The physician’s eyes flared angrily. But she turned back to her console lights and said, “It looks like cardiac arrest, but it might be an infarction or something else altogether. I just can’t make a definitive diagnosis on this meager data!”

“What has caused her to collapse?” Wo insisted.

“I don’t know!”

“Could it be from the high pressure they are exposed to?”

“Yes,” Buono said. It sounded almost desperate to Grant. “Or it could have nothing to do with the pressure.”

“Pah!” Wo smacked his hands on his emaciated thighs in frustration.

“Life-support systems are all in the green,” Frankovich reported, trying to relieve the tension. “At least, they were when Krebs fired off the data capsule.”

“What of it?” Wo snapped. “If Pascal is incapacitated, we must learn why.”

Incapacitated? Grant thought. What a bloodless way of putting it. Irene could be dead, for God’s sake.

A yellow light started to blink on Wo’s console: the communications indicator. He banged it with a heavy fist.

The wallscreen image immediately changed. It was Krebs again, but the picture was grainy, streaked with interference. But it was a real-time image; the submersible was in contact with the station again.

“We are forced to return to the station,” she said. “Please acknowledge.”

“Acknowledged,” Wo said, almost in a snarl.

“What is Dr. Pascal’s condition?” Buono asked.

Krebs blinked at the camera. “She is unconscious. We have placed her in her berth and put a breathing mask on her, to force extra perfluorocarbon into her lungs.”

Buono was working her keyboard swiftly, fingers almost a blur. Each of the crew had medical sensors fixed to their skin.
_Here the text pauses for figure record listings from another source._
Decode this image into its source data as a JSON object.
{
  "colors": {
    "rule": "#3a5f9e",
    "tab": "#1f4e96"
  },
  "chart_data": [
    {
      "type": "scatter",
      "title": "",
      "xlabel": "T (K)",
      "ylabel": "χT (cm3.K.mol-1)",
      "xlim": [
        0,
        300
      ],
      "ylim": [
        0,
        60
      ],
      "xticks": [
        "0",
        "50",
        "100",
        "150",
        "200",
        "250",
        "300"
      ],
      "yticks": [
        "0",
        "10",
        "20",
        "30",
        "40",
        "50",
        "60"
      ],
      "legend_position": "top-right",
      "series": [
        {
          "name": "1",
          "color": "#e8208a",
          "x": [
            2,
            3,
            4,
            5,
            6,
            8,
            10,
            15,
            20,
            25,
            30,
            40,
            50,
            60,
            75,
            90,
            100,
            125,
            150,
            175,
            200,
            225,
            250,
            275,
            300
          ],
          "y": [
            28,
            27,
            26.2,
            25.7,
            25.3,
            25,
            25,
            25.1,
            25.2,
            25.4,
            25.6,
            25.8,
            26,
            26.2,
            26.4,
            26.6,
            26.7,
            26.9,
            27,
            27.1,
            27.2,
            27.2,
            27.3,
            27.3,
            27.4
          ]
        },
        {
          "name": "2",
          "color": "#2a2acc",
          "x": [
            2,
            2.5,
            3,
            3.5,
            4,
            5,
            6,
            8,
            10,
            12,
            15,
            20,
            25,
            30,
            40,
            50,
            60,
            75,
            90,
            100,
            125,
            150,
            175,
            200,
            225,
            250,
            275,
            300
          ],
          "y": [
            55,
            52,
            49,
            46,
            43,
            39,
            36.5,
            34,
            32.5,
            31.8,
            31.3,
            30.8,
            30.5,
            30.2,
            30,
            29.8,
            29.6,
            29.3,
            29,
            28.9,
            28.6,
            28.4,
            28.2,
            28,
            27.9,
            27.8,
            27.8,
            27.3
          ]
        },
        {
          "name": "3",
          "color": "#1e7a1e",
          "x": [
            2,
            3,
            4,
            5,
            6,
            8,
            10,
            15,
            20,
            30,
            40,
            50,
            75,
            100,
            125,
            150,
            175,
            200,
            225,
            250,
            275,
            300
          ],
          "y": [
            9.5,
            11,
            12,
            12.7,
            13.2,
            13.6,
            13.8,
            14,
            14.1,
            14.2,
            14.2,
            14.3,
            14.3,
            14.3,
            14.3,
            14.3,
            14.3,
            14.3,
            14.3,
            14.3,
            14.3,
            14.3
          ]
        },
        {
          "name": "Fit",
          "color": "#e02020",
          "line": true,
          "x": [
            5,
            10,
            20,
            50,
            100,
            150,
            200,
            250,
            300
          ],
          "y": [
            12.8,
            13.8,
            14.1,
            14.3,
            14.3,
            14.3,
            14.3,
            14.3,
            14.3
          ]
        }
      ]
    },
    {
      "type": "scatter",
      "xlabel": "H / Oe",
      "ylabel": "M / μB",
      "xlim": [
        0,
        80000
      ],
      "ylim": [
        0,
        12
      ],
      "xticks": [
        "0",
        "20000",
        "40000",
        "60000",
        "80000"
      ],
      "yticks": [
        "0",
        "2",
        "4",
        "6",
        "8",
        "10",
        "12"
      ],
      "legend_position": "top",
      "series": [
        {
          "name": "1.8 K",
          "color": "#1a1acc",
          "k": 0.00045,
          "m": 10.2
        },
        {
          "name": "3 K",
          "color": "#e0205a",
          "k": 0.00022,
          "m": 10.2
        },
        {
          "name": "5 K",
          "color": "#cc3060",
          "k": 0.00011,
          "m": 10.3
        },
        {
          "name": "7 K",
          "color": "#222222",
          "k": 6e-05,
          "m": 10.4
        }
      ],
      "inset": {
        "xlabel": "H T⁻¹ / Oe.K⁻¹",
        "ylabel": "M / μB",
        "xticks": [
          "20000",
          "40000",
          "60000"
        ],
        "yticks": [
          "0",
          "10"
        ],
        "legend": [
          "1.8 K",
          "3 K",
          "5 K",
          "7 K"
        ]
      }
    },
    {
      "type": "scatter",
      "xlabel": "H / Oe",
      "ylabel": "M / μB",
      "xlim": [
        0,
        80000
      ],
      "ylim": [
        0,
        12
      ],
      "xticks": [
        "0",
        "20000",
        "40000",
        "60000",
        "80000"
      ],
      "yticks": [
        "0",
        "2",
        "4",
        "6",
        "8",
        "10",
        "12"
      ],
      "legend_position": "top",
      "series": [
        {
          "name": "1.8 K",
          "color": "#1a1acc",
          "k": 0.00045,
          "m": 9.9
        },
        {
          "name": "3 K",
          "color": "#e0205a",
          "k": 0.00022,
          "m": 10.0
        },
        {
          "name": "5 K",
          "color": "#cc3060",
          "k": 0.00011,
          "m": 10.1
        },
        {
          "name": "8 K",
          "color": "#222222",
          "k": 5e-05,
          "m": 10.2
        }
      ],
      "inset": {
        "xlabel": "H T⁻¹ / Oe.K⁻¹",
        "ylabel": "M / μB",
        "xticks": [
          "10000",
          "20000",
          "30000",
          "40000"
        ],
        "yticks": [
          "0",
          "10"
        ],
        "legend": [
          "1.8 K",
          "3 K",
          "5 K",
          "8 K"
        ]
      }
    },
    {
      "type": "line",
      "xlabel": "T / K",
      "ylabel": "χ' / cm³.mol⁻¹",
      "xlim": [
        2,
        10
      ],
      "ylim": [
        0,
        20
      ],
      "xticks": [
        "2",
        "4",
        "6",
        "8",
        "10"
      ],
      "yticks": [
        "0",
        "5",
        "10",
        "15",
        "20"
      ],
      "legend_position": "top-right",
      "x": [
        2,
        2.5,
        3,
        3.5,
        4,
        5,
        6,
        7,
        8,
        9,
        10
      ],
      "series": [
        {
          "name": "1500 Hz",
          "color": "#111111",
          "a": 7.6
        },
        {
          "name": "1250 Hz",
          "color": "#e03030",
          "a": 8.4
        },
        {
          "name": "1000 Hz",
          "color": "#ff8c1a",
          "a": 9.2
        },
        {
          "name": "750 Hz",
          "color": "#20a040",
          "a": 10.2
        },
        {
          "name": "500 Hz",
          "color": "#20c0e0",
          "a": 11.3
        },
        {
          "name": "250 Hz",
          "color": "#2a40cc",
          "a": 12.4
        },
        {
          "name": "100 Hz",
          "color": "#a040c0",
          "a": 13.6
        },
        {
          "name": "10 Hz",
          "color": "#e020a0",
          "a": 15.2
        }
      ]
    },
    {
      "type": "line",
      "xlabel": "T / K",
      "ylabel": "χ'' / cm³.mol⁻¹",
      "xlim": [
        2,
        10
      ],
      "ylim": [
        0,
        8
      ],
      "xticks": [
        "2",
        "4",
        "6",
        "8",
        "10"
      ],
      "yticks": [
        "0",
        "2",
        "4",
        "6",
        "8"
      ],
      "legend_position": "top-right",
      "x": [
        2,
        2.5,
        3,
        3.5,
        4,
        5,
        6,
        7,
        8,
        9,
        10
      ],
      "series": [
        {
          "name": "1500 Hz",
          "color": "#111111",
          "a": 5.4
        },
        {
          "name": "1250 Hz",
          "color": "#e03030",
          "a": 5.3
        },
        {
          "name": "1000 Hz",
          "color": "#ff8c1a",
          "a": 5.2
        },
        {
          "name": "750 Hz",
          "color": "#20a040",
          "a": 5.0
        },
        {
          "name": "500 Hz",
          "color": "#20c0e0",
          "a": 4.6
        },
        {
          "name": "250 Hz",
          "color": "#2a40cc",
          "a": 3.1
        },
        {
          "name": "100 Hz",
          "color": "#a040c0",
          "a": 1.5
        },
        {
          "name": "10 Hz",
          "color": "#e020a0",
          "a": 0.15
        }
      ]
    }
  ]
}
Grant saw what he thought was an EKG trace on Buono’s console screen, but the green wormline tracing Irene’s heartbeat looked weak, irregular, to him.

“Put pressure cuffs on her legs and arms,” Buono ordered. “Keep the blood in her torso and head.”
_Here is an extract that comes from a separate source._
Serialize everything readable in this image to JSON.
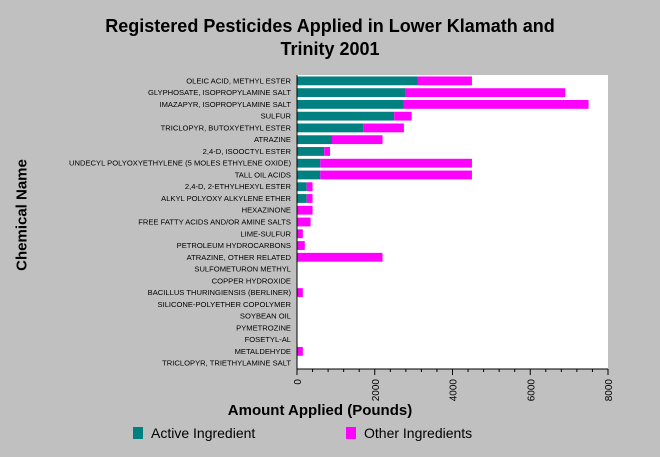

There was a slight but noticeable delay in Krebs’s answer. Grant realized that Zheng He was still deep below the cloud deck.

“There are no pressure cuffs in the medical stores,” Krebs said.
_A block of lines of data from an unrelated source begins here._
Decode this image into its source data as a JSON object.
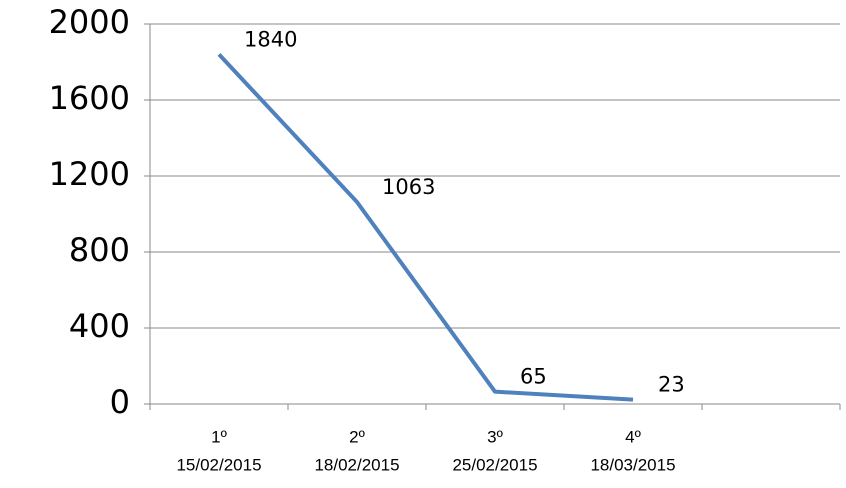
{
  "chart_data": {
    "type": "line",
    "categories": [
      [
        "1º",
        "15/02/2015"
      ],
      [
        "2º",
        "18/02/2015"
      ],
      [
        "3º",
        "25/02/2015"
      ],
      [
        "4º",
        "18/03/2015"
      ],
      null
    ],
    "series": [
      {
        "color": "#4f81bd",
        "values": [
          1840,
          1063,
          65,
          23,
          null
        ]
      }
    ],
    "ylim": [
      0,
      2000
    ],
    "yticks": [
      0,
      400,
      800,
      1200,
      1600,
      2000
    ],
    "grid": true,
    "data_labels": true
  }
}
Buono muttered something under her breath.

Grant leaned toward Frankovich and asked, “Is Irene going to die?”

Frankovich shrugged elaborately, said nothing.

Grant tried to look past Krebs’s dour, grim face to see the rest of the crew, but the camera was set at an angle that did not show them.

“Patti,” he called to the physician, “should you check on the monitors for the rest of the crew?”

Buono shot him a venomous glance. “And what good would that do?”

Grant had to admit she was right. There was nothing they could do to help the crew, not until they returned to the station.

“It’s all being recorded,” Buono added in a softer tone.

“Yeah, okay,” Grant said.

After more than six hours of communicating with Krebs, Wo told Grant, Quintero, and Ukara that they could leave the control center.

“But you are to consider yourselves on standby alert,” the director added. “Be ready to return to duty instantly.”

Slowly, tiredly, Grant slid out of his seat. Quintero sprang up, quick and lithe despite his bulk.

“Do you want me to bring you a tray?” Grant asked Frankovich.

“I’m not hungry,” he said.

“You’re going to be here for a long time,” Grant pointed out. “I’ll bring some sandwiches and something to drink.”

Frankovich conceded with a nod. “Maybe some fruit, too.”

“Right.” Grant started for the door.

“And remember,” Wo said sharply, “you are to discuss this incident with no one. No one! Understand me?”

The three of them nodded.

Grant headed for the cafeteria. He saw that it was early for dinner, yet a fair number of people were heading the same way he was. The line at the sandwich counter was short, though, and in quick order Grant filled his tray.

“Why so glum, chum?”

It was Tamiko Hideshi, grinning at him. It took Grant a moment to realize that, to all the hundreds of other people in the station, this was a perfectly normal workday. Nothing unusual was happening in their lives. Things were going along as always. They weren’t worried about a friend who might be dying in a ship beneath the clouds of Jupiter.

“Hi, Tami,” he said.

Nodding at his heavily laden tray, Hideshi said, “For a guy who’s stoking up for a picnic, you look awfully unhappy. What’s up with you?”

Grant shook his head. “I’ve got to get back to the control center.”

“The picnic’s in there?”

He stepped past her, offering over his shoulder, “It’s no picnic, believe me.”